Chaga Mushroom - Gastro Obscura

Chaga Mushroom

This coffee additive and killer of trees has a reputation as a medical marvel.

Inonotus obliquus, the chaga mushroom, is a parasitic polypore that slowly sucks the life from birch trees. It lives in cold northern climates and takes decades to decimate its victims. Despite chaga’s destructive capabilities, this fungus has been prescribed as a natural remedy for cancer, heart disease, and diabetes. In Russia, Poland, the Baltics, and Scandinavia, chaga is revered for its use in folk medicine.

One traditional use of chaga is tea. In response to World War II rationing, Finns in particular embraced the beverage and steeped chaga in Finland came to be known as tikka tea (tikka means woodpecker in Finnish, a reference to chaga’s tree-destroying ways). Some entrepreneurial spirits continue to experiment with chaga-based pick-me-ups.
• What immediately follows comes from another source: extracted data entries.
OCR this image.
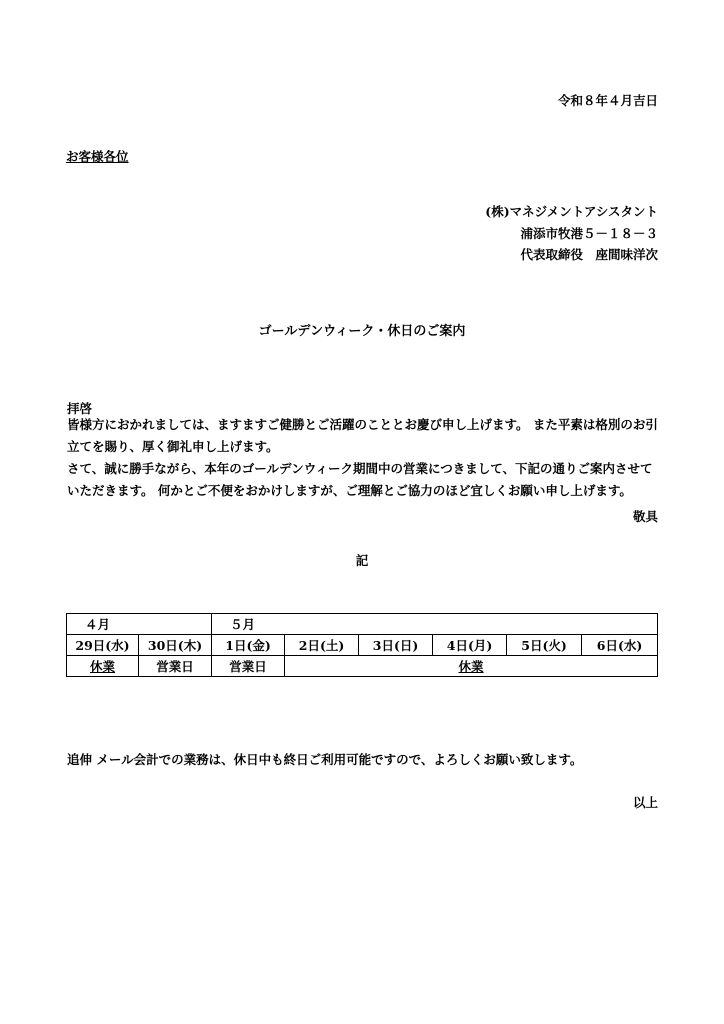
令和８年４月吉日
お客様各位
(株)マネジメントアシスタント
浦添市牧港５－１８－３
代表取締役　座間味洋次
ゴールデンウィーク・休日のご案内
拝啓

皆様方におかれましては、ますますご健勝とご活躍のこととお慶び申し上げます。 また平素は格別のお引立てを賜り、厚く御礼申し上げます。

さて、誠に勝手ながら、本年のゴールデンウィーク期間中の営業につきまして、下記の通りご案内させていただきます。 何かとご不便をおかけしますが、ご理解とご協力のほど宜しくお願い申し上げます。

敬具
記
４月		５月					
29日(水)	30日(木)	1日(金)	2日(土)	3日(日)	4日(月)	5日(火)	6日(水)
休業	営業日	営業日	休業				
追伸 メール会計での業務は、休日中も終日ご利用可能ですので、よろしくお願い致します。
以上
A small roaster in Maine and a Finnish startup now make chaga coffee. The beverages are a combination of actual Arabica coffee beans and chaga mushrooms, and resemble regular coffee in taste and color. The Finnish company, Four Sigmatic, claims the coffee doesn’t cause the crash or jitters that accompany a typical cup of joe. 

What’s also unusual about the chaga mushroom is that it’s not really a mushroom. It’s fungal mycelium that grows outside birch trees into a bulbous outpouring that resembles burnt charcoal and can reach the size of a basketball.

Published research on the medicinal properties of chaga is lacking, but its reputation in traditional medicine has given it clout among the holistic healing crowd. Users typically drink it after boiling the fungus for a few hours. It’s safe for consumption (although it does possess blood-thinning properties). Think of it as a coffee additive that might just cure what ails you.